For the observable domains, that is, Domain 2 and Domain 3, the answer to this question depends on how many observations have been conducted, whether they are announced or unannounced, and whether the information from each observation is captured electronically or only on paper. Ideally, an observer can look at the assessments from each observation, and examine them as a whole; this is done most readily if the information has been stored electronically. But, regardless of the technology used, the observer must consider the “preponderance of evidence” to determine the level of performance for each component. Alternatively, the process can specify that the ratings for each of the observations are averaged to arrive at a mean or median score for the component. The same process can be followed for Domains 1 and 4: following an examination of the artifacts for each component, a judgment is made linking the evidence to the statements in the levels of performance.

It should be remembered, however, that the score resulting from an average of scores on individual components of the FFT is just that, an average of performance. It, in itself, does not constitute an evaluative judgment about that teacher. For example, if a teacher’s performance improves over the course of a school year in some aspect of teaching, the evaluator might want to consider that improvement when making the final, evaluative, judgment. (See next question/answer.)

How can the evidence from observations and artifacts be used to evaluate a teacher?

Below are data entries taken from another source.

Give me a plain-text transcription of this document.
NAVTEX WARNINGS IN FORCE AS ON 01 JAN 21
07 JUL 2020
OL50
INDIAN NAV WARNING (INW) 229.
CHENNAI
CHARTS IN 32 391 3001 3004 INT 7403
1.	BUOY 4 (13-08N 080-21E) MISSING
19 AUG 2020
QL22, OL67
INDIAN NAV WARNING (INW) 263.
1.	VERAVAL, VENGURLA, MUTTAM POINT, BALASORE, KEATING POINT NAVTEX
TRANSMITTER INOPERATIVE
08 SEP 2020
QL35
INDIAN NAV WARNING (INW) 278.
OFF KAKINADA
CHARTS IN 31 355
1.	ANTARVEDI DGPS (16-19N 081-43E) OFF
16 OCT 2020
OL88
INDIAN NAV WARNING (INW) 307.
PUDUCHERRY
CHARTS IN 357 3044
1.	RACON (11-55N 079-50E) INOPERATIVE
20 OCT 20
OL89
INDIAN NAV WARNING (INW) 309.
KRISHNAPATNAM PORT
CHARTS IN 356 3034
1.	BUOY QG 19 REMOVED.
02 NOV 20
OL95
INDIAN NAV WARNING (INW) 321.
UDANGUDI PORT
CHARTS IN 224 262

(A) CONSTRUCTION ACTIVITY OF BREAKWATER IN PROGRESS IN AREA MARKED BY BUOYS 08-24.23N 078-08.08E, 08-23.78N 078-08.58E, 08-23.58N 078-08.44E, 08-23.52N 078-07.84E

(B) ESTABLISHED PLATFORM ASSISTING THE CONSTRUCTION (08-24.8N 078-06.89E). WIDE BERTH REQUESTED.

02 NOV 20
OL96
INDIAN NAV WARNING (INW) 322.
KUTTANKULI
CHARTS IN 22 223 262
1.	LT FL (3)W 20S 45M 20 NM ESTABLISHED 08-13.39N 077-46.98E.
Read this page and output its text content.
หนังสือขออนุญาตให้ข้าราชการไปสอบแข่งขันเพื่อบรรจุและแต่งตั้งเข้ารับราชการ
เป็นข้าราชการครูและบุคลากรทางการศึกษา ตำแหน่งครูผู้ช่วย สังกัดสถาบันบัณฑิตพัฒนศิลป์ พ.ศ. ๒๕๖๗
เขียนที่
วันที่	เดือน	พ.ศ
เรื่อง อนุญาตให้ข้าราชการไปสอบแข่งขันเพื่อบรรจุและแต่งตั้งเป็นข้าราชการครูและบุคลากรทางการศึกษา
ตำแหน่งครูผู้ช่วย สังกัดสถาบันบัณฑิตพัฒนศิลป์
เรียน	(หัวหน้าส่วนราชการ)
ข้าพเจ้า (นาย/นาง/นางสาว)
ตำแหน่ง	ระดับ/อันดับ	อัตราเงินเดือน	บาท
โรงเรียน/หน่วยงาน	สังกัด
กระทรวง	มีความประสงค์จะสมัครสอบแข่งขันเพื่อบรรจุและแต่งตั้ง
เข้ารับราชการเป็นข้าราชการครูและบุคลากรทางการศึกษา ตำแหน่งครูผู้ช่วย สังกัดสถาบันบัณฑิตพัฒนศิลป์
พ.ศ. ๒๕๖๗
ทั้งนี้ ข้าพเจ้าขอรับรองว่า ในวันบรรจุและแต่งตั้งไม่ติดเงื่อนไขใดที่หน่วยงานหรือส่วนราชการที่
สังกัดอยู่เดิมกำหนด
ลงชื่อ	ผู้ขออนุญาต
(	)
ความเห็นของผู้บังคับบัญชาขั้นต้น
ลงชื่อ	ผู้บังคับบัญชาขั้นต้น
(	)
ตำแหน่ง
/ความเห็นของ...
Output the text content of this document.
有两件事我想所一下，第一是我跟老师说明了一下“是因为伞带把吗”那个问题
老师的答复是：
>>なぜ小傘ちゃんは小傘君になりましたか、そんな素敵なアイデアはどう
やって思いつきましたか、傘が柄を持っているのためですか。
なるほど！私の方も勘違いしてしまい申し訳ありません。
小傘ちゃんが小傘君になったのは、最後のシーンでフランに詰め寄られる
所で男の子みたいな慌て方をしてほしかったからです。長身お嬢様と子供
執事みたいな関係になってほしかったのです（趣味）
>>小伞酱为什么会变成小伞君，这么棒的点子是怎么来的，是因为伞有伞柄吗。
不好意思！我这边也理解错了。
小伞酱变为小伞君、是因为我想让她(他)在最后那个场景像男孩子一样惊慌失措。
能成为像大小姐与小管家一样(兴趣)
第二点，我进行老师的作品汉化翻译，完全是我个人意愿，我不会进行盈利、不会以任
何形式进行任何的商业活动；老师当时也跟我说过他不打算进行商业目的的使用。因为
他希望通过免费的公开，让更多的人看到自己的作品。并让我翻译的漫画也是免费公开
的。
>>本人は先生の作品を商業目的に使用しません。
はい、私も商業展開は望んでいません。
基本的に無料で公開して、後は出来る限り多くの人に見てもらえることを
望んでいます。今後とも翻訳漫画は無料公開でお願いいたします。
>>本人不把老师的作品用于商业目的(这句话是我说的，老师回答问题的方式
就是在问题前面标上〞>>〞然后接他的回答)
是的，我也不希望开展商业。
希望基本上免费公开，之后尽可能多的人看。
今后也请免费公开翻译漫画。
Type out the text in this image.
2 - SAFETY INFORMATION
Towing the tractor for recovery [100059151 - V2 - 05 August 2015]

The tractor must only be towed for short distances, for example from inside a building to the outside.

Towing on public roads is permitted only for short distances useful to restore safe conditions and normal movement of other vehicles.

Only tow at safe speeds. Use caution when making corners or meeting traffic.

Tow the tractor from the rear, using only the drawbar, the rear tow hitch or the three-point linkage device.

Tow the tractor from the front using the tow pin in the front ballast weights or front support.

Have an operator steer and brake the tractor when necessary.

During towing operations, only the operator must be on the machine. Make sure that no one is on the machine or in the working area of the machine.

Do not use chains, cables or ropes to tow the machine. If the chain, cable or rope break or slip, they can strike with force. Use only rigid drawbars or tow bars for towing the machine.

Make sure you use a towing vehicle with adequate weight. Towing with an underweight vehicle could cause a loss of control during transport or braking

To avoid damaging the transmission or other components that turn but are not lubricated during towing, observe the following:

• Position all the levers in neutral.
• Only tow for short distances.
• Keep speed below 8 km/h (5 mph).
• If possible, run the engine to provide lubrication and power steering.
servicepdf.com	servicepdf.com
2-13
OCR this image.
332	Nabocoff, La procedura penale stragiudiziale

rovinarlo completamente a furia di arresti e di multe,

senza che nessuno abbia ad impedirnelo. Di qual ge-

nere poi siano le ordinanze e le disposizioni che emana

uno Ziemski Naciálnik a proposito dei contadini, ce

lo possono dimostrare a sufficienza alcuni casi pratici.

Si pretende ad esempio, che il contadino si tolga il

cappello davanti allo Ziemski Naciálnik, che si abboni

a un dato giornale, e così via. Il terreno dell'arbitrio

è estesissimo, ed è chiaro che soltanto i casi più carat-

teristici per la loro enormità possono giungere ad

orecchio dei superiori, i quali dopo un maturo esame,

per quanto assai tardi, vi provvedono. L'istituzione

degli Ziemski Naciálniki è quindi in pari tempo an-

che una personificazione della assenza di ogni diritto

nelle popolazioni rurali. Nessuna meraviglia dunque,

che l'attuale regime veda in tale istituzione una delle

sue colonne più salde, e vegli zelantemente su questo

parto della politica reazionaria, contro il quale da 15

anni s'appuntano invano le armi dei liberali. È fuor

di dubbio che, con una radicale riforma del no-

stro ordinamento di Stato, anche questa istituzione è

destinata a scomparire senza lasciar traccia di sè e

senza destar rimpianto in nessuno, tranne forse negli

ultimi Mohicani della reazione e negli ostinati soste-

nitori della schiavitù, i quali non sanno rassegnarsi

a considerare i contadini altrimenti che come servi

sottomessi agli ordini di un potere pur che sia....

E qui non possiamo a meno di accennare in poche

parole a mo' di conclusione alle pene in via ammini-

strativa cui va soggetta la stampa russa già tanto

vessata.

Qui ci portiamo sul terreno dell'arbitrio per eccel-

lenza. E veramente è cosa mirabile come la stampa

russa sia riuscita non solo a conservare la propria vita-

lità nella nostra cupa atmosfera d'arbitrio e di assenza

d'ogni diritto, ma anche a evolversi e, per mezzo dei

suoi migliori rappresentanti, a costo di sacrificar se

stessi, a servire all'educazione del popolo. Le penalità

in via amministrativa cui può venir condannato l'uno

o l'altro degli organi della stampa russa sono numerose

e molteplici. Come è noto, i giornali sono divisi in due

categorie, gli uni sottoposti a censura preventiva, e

That is, how can the assessments of the teacher’s practice be converted to an evaluation of the teacher?

The headings in the levels of performance in the Framework for Teaching (unsatisfactory, basic, proficient, and distinguished) are descriptive words – that is, they don’t on their own, make a judgment; they merely describe the practice. On the other hand, words used to evaluate teachers (words like ineffective, needs improvement, effective, and highly effective) are judgmental words; they are used to evaluate. Many educators are inclined to simply equate the descriptive words with the evaluative words, and mandate, for example, that in order for a teacher to receive an “effective” rating, all the components must be rated at the “proficient” level. Some systems even replace the FFT descriptive words (basic, etc.) with the judgment words (effective, etc.)

I recommend that school districts (or states, if the decisions are made at that level) use different words for the evaluative judgments made regarding teachers from the words used for the levels of performance of practice (such as unsatisfactory, etc. in the Danielson Framework). In that case, evaluators must be able to translate from one to the other.

How can evaluations about teacher practice, based on the Framework for Teaching, be combined with other measures of teacher effectiveness?

This requires the application of an algorithm, typically specified by the state, or district administration.